During the past few years, Asian ‘trends’ have kept popping up on social media. Examples consist of foods, fashion, and traditions. Of course, most are familiar with the popular Asian foods like sushi, kimchi, and boba. These are great foods with lots of variety fit for many different tastes. Asian fashion has started to become more popular with its streetwear, or special edition clothing, only sold in Asia. Most recently, during Lunar New Year, a trend that consisted of people captioning a post of them doing an Asian tradition saying ‘it’s my first Chinese New Year being Chinese’ is when the lines between cultural appreciation and appropriation became unclear.
To clarify, the ‘first time being Chinese’ trend started out when an Asian girl captioned a video of herself saying, “I’m catching you at a very Chinese time in your life.” Originally, her video series seems to be an attempt to share a humorous take on her own culture while also spreading parts of it around. This is when some people have started to run with it, saying “it’s my first time being Chinese.” The trend started around December of 2025, and during the Lunar New Year of February 2026, people started to say “it’s my first Chinese New Year being Chinese” along with a video of them doing a stereotypically Asian habit: wearing indoor shoes, boiling fruit, making tea, etc.
As an Asian person, I’m not totally sure how to feel about this. I am not Chinese myself, but I share much of my culture and traditions with Chinese people (also, many of these videos portray general things Asian people do). At face value, it seems like people are trying to immerse themselves in Asian culture, if being a trend is what it takes for people to appreciate it, go ahead. It’s when people start to seem like they are mocking and stereotyping Asian people that it becomes a problem.

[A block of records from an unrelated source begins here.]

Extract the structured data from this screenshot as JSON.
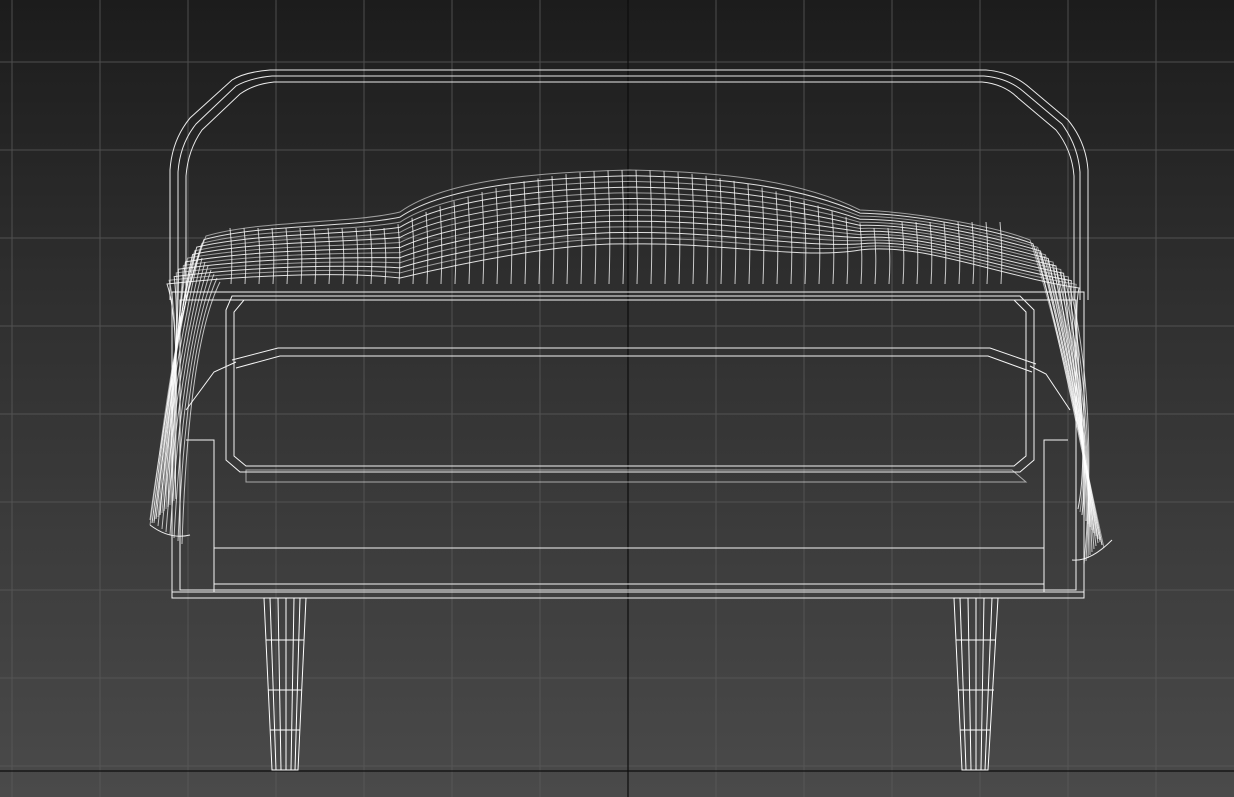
{
  "viewport": {
    "name": "",
    "view": "front",
    "render_mode": "wireframe",
    "background_top": "#1c1c1c",
    "background_bottom": "#4a4a4a",
    "grid_color": "#5a5a5a",
    "axis_color": "#0a0a0a",
    "wire_color": "#ffffff",
    "grid_visible": true
  },
  "scene": {
    "object": "bed",
    "parts": [
      "headboard",
      "duvet",
      "bed-frame",
      "left-leg",
      "right-leg"
    ]
  }
}
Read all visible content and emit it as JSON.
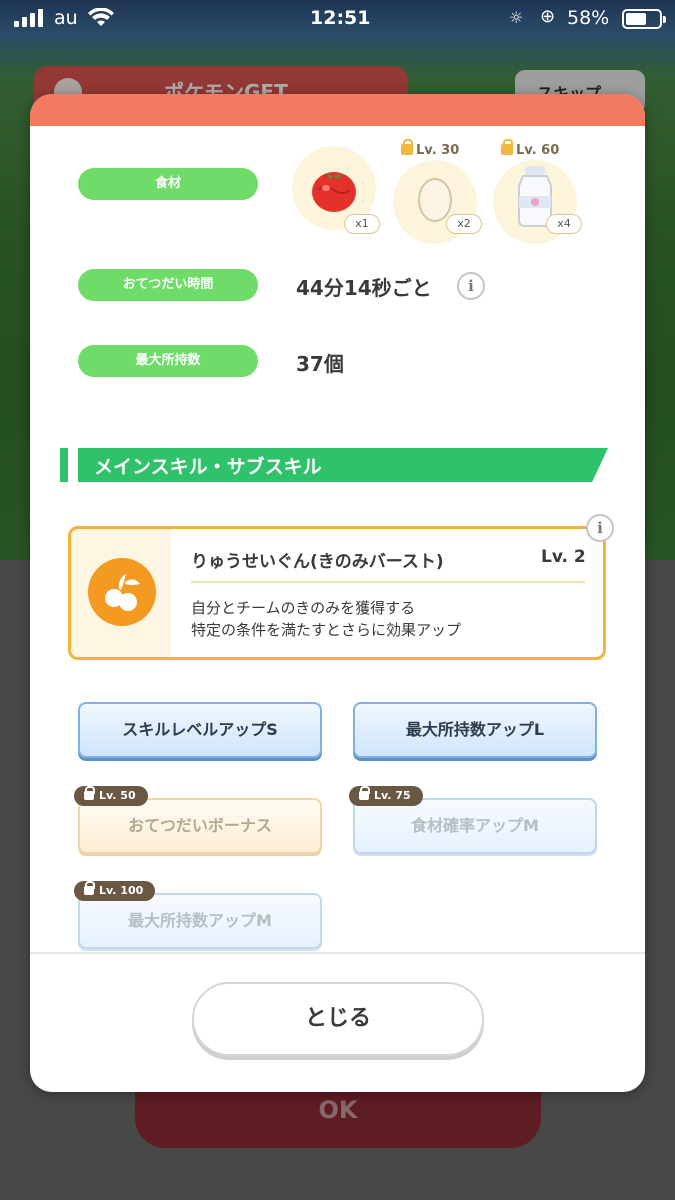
{
  "status_bar": {
    "carrier": "au",
    "time": "12:51",
    "battery": "58%"
  },
  "background": {
    "header_title": "ポケモンGET",
    "skip_label": "スキップ",
    "ok_label": "OK"
  },
  "ingredients": {
    "label": "食材",
    "items": [
      {
        "name": "tomato-icon",
        "count": "x1",
        "lock": ""
      },
      {
        "name": "egg-icon",
        "count": "x2",
        "lock": "Lv. 30"
      },
      {
        "name": "milk-icon",
        "count": "x4",
        "lock": "Lv. 60"
      }
    ]
  },
  "help_time": {
    "label": "おてつだい時間",
    "value": "44分14秒ごと"
  },
  "max_carry": {
    "label": "最大所持数",
    "value": "37個"
  },
  "section_title": "メインスキル・サブスキル",
  "main_skill": {
    "name": "りゅうせいぐん(きのみバースト)",
    "level": "Lv. 2",
    "desc_line1": "自分とチームのきのみを獲得する",
    "desc_line2": "特定の条件を満たすとさらに効果アップ"
  },
  "sub_skills": [
    {
      "label": "スキルレベルアップS",
      "lock": ""
    },
    {
      "label": "最大所持数アップL",
      "lock": ""
    },
    {
      "label": "おてつだいボーナス",
      "lock": "Lv. 50"
    },
    {
      "label": "食材確率アップM",
      "lock": "Lv. 75"
    },
    {
      "label": "最大所持数アップM",
      "lock": "Lv. 100"
    }
  ],
  "close_label": "とじる"
}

Along with harmful trends, it starts to seem like people have been starting to glorify being Asian. A term called ‘Asian-fishing’ has been used to describe people who use makeup to exaggerate their features to make themselves look more Asian when, in reality, they are not. Oddly, people seem to be trying to simulate the features that many Asian people get made fun of for looking more Asian (paler skin, aegyo-sal, thinner/longer eyes). Some people even try to say that Asia is so much more advanced than Western areas due to their technology, when in reality, their society is very behind (colorism, gender discrimination, age hierarchy). It’s like people just ignore the systemic issues in favor of the ‘cute aesthetics’ of Eastern Asia. I feel like the glorification of Asia started with the popularization of K-pop and Anime.
Many Asian people have had issues with their traditional foods being gentrified by non-Asian people. Examples are Matcha, Ube, and, most recently, Pandan. The microtrends influence people to buy Asian food, and when it dies out, we are left with high prices that nobody wants to pay. I believe the issue is the fact that people don’t care about Asian culture even when it’s trending. How they consume the one small part of Asian culture without even understanding the history, and then dumping it when the trend is over. Asian culture is almost seen as ‘exotic’ and desirable, but only for a short time, and then it’s off to the next thing.

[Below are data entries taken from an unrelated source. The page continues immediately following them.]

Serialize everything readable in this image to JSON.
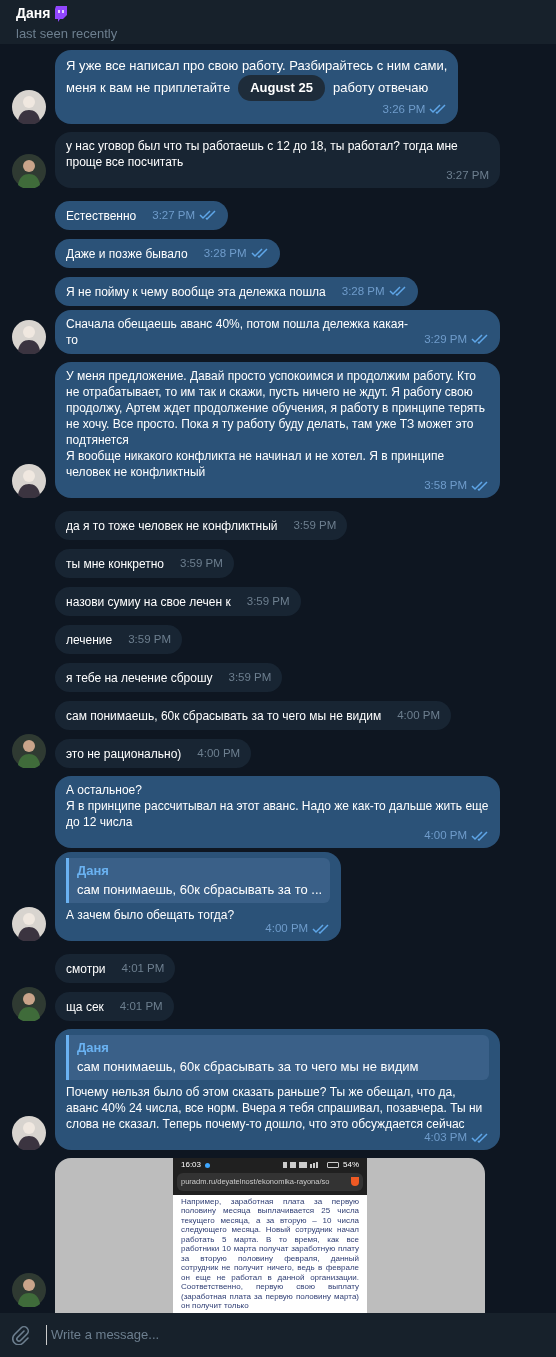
{
  "header": {
    "name": "Даня",
    "status": "last seen recently"
  },
  "date_badge": "August 25",
  "messages": [
    {
      "kind": "outgoing",
      "segments": [
        "Я уже все написал про свою работу. Разбирайтесь с ним сами,",
        "меня к вам не приплетайте",
        "работу отвечаю"
      ],
      "time": "3:26 PM",
      "read": true,
      "avatar": true
    },
    {
      "kind": "incoming",
      "text": "у нас уговор был что ты работаешь с 12 до 18, ты работал? тогда мне проще все посчитать",
      "time": "3:27 PM",
      "avatar": true
    },
    {
      "kind": "outgoing",
      "text": "Естественно",
      "time": "3:27 PM",
      "read": true,
      "avatar": false
    },
    {
      "kind": "outgoing",
      "text": "Даже и позже бывало",
      "time": "3:28 PM",
      "read": true,
      "avatar": false
    },
    {
      "kind": "outgoing",
      "text": "Я не пойму к чему вообще эта дележка пошла",
      "time": "3:28 PM",
      "read": true,
      "avatar": false
    },
    {
      "kind": "outgoing",
      "text": "Сначала обещаешь аванс 40%, потом пошла дележка какая-то",
      "time": "3:29 PM",
      "read": true,
      "avatar": true
    },
    {
      "kind": "outgoing",
      "text": "У меня предложение. Давай просто успокоимся и продолжим работу. Кто не отрабатывает, то им так и скажи, пусть ничего не ждут. Я работу свою продолжу, Артем ждет продолжение обучения, я работу в принципе терять не хочу. Все просто. Пока я ту работу буду делать, там уже ТЗ может это подтянется\nЯ вообще никакого конфликта не начинал и не хотел. Я в принципе человек не конфликтный",
      "time": "3:58 PM",
      "read": true,
      "avatar": true
    },
    {
      "kind": "incoming",
      "text": "да я то тоже человек не конфликтный",
      "time": "3:59 PM",
      "avatar": false
    },
    {
      "kind": "incoming",
      "text": "ты мне конкретно",
      "time": "3:59 PM",
      "avatar": false
    },
    {
      "kind": "incoming",
      "text": "назови сумиу на свое лечен к",
      "time": "3:59 PM",
      "avatar": false
    },
    {
      "kind": "incoming",
      "text": "лечение",
      "time": "3:59 PM",
      "avatar": false
    },
    {
      "kind": "incoming",
      "text": "я тебе на лечение сброшу",
      "time": "3:59 PM",
      "avatar": false
    },
    {
      "kind": "incoming",
      "text": "сам понимаешь, 60к сбрасывать за то чего мы не видим",
      "time": "4:00 PM",
      "avatar": false
    },
    {
      "kind": "incoming",
      "text": "это не рационально)",
      "time": "4:00 PM",
      "avatar": true
    },
    {
      "kind": "outgoing",
      "text": "А остальное?\nЯ в принципе рассчитывал на этот аванс. Надо же как-то дальше жить еще до 12 числа",
      "time": "4:00 PM",
      "read": true,
      "avatar": false
    },
    {
      "kind": "outgoing",
      "reply": {
        "name": "Даня",
        "text": "сам понимаешь, 60к сбрасывать за то ..."
      },
      "text": "А зачем было обещать тогда?",
      "time": "4:00 PM",
      "read": true,
      "avatar": true
    },
    {
      "kind": "incoming",
      "text": "смотри",
      "time": "4:01 PM",
      "avatar": false
    },
    {
      "kind": "incoming",
      "text": "ща сек",
      "time": "4:01 PM",
      "avatar": true
    },
    {
      "kind": "outgoing",
      "reply": {
        "name": "Даня",
        "text": "сам понимаешь, 60к сбрасывать за то чего мы не видим"
      },
      "text": "Почему нельзя было об этом сказать раньше? Ты же обещал, что да, аванс 40% 24 числа, все норм. Вчера я тебя спрашивал, позавчера. Ты ни слова не сказал. Теперь почему-то дошло, что это обсуждается сейчас",
      "time": "4:03 PM",
      "read": true,
      "avatar": true
    },
    {
      "kind": "screenshot",
      "screenshot": {
        "clock": "16:03",
        "battery": "54%",
        "url": "puradm.ru/deyatelnost/ekonomika-rayona/so",
        "paragraph": "Например, заработная плата за первую половину месяца выплачивается 25 числа текущего месяца, а за вторую – 10 числа следующего месяца. Новый сотрудник начал работать 5 марта. В то время, как все работники 10 марта получат заработную плату за вторую половину февраля, данный сотрудник не получит ничего, ведь в феврале он еще не работал в данной организации. Соответственно, первую свою выплату (заработная плата за первую половину марта) он получит только"
      },
      "avatar": true
    }
  ],
  "composer": {
    "placeholder": "Write a message..."
  }
}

I also don’t appreciate that the same people who go crazy over matcha and sushi were the same people who didn’t want to be near Asian people during 2020. It’s almost as if people are cherry-picking which parts of our culture/reality they want and don’t want (spoiler alert: they are).
Being Asian-American in Arlington, Virginia, has never once brought me discrimination to the point of violence or ostracization, but it does sting when the same people who asked me in middle school if I was sure I didn’t like K-pop or Anime turn around and grab Korean Barbeque after school. How they make fun of an Asian person and then consume their culture. It’s always nice to see your culture being represented in restaurants or media, but when people who don’t appreciate it get hold of it and strip it of its significance, it’s like a piece of your culture is getting taken away.